Membre du Centre national des indépendants et paysans (CNIP, parti de droite libérale), il poursuit sa carrière politique pendant la IVe et la Ve République. Député de 1946 à 1958, il entre au gouvernement comme secrétaire d'État en 1948, puis ministre en 1950.
Président du Conseil du 8 mars 1952 au 23 décembre 1952, il lance un premier emprunt national, gagé sur l'or. Il lutte efficacement contre l'inflation dans le contexte économique très favorable de la fin de la Guerre de Corée, et signe en mai 1952 le traité de Paris instituant la Communauté européenne de défense (CED).
Il est candidat à la présidence de la République en 1953. En 1955, il est Ministre des Affaires étrangères et permet l'indépendance du Maroc et ouvre la voie à l'autonomie tunisienne.

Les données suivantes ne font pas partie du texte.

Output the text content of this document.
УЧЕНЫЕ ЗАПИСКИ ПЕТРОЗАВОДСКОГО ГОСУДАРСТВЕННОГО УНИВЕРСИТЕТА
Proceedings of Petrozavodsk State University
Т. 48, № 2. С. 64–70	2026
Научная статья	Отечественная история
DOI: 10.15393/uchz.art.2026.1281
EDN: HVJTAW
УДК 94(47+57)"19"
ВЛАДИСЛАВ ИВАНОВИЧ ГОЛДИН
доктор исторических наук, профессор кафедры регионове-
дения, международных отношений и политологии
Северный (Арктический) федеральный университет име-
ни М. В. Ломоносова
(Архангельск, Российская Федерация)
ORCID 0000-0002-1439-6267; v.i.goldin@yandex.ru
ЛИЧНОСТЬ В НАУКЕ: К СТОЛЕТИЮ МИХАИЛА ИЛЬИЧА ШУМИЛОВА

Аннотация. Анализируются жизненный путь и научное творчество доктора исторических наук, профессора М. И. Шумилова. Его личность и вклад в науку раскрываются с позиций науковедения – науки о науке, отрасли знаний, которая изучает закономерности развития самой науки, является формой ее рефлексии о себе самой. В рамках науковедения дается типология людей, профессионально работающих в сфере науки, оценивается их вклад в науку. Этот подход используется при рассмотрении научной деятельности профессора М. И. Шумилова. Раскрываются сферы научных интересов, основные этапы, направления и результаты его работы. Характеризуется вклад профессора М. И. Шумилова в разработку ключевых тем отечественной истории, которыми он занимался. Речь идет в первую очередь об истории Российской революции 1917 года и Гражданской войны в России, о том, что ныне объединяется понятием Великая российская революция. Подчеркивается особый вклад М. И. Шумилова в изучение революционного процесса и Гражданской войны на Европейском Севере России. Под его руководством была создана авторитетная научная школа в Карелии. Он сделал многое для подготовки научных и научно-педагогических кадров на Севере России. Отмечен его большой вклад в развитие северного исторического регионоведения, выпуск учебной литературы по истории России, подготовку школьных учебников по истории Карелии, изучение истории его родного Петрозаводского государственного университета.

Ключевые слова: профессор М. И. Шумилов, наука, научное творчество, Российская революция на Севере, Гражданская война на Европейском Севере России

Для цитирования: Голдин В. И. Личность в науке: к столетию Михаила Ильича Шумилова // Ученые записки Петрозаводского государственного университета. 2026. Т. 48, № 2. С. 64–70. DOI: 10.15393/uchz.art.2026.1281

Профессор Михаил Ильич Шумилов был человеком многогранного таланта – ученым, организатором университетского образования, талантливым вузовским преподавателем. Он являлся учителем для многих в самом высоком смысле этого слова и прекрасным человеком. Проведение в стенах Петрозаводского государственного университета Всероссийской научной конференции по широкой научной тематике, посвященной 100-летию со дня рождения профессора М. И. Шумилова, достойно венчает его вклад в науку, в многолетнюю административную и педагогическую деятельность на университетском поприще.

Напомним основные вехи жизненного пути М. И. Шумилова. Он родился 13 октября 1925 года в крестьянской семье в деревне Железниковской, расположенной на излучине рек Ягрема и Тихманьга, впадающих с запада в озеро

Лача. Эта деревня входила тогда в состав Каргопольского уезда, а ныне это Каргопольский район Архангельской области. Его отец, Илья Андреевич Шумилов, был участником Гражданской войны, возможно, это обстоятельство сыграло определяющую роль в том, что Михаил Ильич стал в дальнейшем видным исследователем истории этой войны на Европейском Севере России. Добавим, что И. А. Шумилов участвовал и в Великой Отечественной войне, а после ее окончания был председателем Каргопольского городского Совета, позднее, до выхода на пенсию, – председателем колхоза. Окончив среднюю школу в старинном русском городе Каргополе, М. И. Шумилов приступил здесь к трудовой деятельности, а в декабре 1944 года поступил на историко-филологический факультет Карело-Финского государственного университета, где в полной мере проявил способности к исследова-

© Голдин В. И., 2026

Charles de Gaulle le choisit pour le ministère des finances en juin 1958. Antoine Pinay lance un second emprunt national et préside au passage au nouveau franc.
En désaccord avec la politique algérienne et extérieure du gouvernement, il remet sa démission en janvier 1960. Il abandonne ensuite toute activité politique nationale.

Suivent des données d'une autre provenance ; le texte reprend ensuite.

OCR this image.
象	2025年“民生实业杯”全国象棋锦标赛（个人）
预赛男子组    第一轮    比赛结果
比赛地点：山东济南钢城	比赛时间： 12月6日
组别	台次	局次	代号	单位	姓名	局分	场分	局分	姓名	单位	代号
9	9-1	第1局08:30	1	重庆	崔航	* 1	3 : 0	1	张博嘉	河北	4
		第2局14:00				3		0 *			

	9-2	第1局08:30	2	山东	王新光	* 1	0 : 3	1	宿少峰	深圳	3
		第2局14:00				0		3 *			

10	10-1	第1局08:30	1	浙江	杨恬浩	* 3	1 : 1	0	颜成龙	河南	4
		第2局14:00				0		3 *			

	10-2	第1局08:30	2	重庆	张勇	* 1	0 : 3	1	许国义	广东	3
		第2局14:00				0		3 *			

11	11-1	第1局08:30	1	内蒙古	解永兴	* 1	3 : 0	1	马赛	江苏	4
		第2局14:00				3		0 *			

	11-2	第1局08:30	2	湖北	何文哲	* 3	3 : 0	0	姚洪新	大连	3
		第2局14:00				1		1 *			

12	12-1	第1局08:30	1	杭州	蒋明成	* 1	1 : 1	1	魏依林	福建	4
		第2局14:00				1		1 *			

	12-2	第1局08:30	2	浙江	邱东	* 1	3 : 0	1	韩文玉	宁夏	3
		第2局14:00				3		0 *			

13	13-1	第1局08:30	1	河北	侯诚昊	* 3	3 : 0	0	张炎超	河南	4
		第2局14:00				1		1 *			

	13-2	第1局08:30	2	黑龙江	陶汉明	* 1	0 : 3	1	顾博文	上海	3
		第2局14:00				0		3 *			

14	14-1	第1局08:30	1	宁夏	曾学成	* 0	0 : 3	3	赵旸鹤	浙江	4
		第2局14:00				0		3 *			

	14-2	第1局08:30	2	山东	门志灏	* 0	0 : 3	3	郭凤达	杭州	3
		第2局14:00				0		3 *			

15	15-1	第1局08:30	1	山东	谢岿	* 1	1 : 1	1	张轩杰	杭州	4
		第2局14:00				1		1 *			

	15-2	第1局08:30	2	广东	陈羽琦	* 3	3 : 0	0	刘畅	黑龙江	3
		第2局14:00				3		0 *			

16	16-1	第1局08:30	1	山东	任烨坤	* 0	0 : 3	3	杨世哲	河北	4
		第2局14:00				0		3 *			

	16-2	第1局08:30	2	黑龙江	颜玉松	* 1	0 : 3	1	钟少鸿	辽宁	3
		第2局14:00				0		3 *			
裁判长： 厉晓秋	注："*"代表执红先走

En 1973-1974, il est le premier Médiateur de la République, fonction créée par le gouvernement Messmer sous Pompidou.
Il a laissé l'image d'un gestionnaire prudent et efficace. Jusqu'à la fin de sa longue vie (presque 103 ans), celui que l'on surnomme « le sage de Saint-Chamond » est consulté par de nombreux hommes politiques.}
(SOURCE WIKIPEDIA)
Voilà l'homme auquel s'identifie Edouard Chaulet, membre du Parti Communiste Français.
Rien que ça !
Deuxième visage : l'image qu'il donne à l'extérieur.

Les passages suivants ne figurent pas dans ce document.